Development of a rapid and inexpensive method to reveal natural antisense transcripts.

Background: Natural antisense transcripts (NATs) are a group of RNAs encoded within a cell that have transcript complementarity to other RNA transcripts. NATs have been identified in multiple eukaryotes, including humans, mice, yeast and several plants, and are known to play crucial roles in gene regulation and modification via RNA interference, alternative splicing and genomic imprinting. NATs are also involved in several human diseases.

Results: We describe a novel method to detect the occurrence of target NATs in specific plant tissues. This method differs from the others currently used in molecular biology laboratories for a number of reasons, particularly the simplicity and versatility of application, low cost and lower material requirement. We demonstrate that NATs can be detected by using diluted cDNA, avoiding the need for a large amount of RNA, thus differing from basic techniques, such as Northern blot hybridisation and reverse-transcription PCR amplification. Furthermore, our method also allows the precise detection of long NATs and their cloning into plasmid vectors for downstream applications. We also reported the first case of a tissue-specific NAT occurring in Oleaceae family and, the antisense orientation of this transcript, allows the splicing of two introns otherwise impossible in the sense orientation.

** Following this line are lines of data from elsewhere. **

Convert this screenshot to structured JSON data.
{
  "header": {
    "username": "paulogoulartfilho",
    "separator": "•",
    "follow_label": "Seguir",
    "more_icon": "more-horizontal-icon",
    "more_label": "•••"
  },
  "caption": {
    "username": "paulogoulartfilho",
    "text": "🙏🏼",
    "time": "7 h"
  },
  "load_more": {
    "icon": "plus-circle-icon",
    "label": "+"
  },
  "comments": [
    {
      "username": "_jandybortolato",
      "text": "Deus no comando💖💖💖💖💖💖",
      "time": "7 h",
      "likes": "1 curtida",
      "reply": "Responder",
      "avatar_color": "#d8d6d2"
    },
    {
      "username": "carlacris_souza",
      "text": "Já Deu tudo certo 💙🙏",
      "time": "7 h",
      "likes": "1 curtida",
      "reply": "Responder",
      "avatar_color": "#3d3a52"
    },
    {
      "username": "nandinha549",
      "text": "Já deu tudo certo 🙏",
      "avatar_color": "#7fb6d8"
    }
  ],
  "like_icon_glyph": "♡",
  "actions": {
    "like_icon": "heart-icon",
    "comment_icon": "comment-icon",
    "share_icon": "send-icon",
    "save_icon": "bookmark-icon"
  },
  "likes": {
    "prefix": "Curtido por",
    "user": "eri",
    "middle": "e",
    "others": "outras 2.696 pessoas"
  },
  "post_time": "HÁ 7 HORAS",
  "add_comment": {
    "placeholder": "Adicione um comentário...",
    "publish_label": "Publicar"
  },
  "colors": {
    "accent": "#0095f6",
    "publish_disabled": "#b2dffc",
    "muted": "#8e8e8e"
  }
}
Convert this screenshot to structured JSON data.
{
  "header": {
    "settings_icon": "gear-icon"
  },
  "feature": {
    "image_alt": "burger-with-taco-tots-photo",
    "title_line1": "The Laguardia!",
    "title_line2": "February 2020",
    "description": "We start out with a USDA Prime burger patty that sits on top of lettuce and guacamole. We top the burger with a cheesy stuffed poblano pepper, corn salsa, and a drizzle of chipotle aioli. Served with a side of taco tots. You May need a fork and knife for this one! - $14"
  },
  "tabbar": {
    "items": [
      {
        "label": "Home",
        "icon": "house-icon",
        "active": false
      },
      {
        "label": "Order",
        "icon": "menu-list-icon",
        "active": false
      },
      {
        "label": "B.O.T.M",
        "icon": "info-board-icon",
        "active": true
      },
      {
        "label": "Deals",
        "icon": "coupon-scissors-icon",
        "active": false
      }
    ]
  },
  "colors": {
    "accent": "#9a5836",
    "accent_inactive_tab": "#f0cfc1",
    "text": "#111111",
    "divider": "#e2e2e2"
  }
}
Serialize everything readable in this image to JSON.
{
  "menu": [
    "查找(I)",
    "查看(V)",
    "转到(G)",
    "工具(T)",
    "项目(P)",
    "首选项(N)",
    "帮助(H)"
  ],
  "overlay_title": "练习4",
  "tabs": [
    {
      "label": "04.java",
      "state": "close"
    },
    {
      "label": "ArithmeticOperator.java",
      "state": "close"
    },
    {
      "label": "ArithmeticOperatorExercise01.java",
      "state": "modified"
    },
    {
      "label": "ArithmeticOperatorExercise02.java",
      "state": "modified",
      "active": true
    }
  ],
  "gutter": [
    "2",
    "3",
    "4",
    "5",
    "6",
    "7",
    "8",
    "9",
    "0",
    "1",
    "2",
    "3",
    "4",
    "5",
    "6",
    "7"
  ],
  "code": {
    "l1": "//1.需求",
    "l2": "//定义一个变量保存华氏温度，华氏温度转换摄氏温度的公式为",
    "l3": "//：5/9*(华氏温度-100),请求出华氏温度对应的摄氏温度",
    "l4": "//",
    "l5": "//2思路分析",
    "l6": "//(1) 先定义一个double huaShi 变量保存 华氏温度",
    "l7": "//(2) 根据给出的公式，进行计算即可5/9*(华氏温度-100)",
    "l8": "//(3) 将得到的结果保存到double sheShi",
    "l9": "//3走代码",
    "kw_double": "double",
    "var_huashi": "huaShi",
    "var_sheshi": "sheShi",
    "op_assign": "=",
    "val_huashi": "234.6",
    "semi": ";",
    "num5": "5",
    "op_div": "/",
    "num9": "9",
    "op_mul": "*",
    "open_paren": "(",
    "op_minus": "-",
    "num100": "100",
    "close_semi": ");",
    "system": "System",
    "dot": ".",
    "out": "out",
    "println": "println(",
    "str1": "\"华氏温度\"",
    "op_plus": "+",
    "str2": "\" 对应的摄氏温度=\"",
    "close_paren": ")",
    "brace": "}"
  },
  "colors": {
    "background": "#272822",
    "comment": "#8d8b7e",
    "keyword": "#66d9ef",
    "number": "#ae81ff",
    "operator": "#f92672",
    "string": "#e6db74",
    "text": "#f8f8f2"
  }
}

Conclusions: This method is the first that combines the polymerisation and cleavage activity of DNA polymerase and exonuclease enzymes, respectively, to discover NATs in living organisms. It may simplify the discovery of NATs in plants providing a new strategy for an easy identification and characterization of this group of RNA molecules. Furthermore, since NATs are found in multiple eukaryotes, our method can be easily applied to a wide range of organisms, including human, mice and yeast.